We, as parents, are trying to do as much research as we can to help determine what is going on and how to help our daughter. It is heartbreaking to see her deteriorate before our eyes in this manner. She has all the signs of puberty, but has not yet started menstruating. Do you have any ideas regarding the symptoms she is experiencing?

Answer:

From: DTeam Staff

It doesn’t sound like her glucose control is optimum with only two injections of NPH per day. This is not the usual recommendation for tight diabetes control. You may want to do some before and after meal blood glucose readings and see if these are all in as good range as you have suggested. You also did not mention her hemoglobin A1c level which would be important to know as well. Most of our patients are using four or five small injections a day for bolus meal coverage and then some other kind of insulin for basal insulin needs, or they are using insulin pumps.

The fevers and pains you describe are definitely not normal.

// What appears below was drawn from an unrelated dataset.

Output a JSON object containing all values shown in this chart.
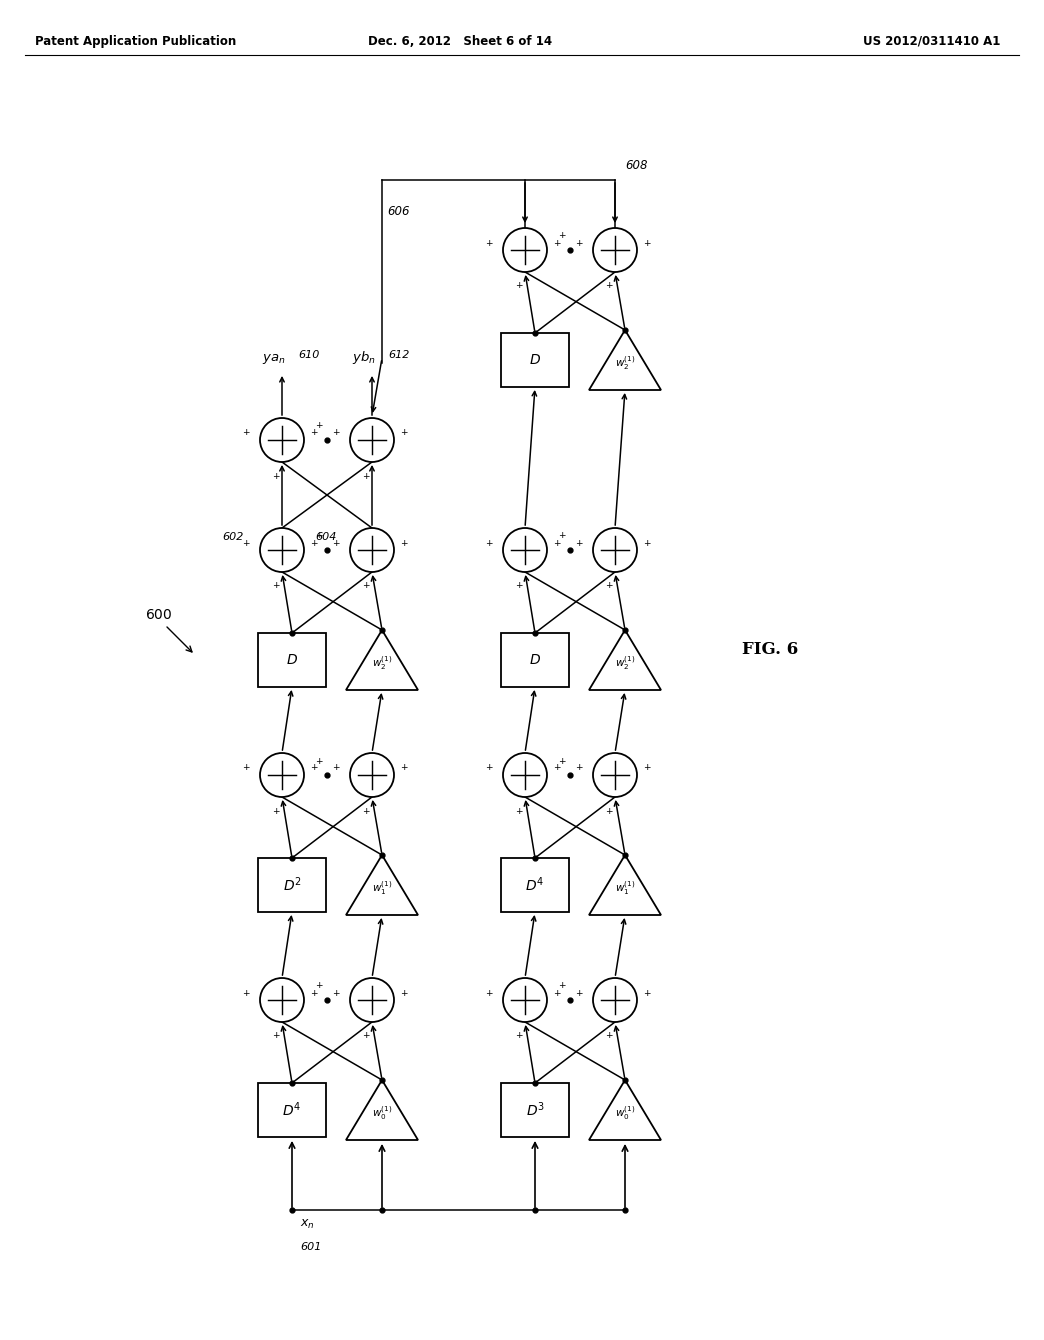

I would check out something called Polycystic Ovary Syndrome and also run a test called transglutaminase antibody to be sure she does not have celiac disease. Adrenal insufficiency should also be ruled out with a morning cortisol and ACTH level as well as adrenal antibodies.

You may want to consult with a pediatric or adolescent diabetes specialist rather than a family doctor to be sure that any subtle diagnosis is not being overlooked. Any illness can disrupt diabetes control, but the on and off again signs and symptoms you describe are definitely not normal. Go back to the doctors and try to figure out an exact diagnosis or get some specialists help in trying to get this accomplished since your daughter does not sound so well.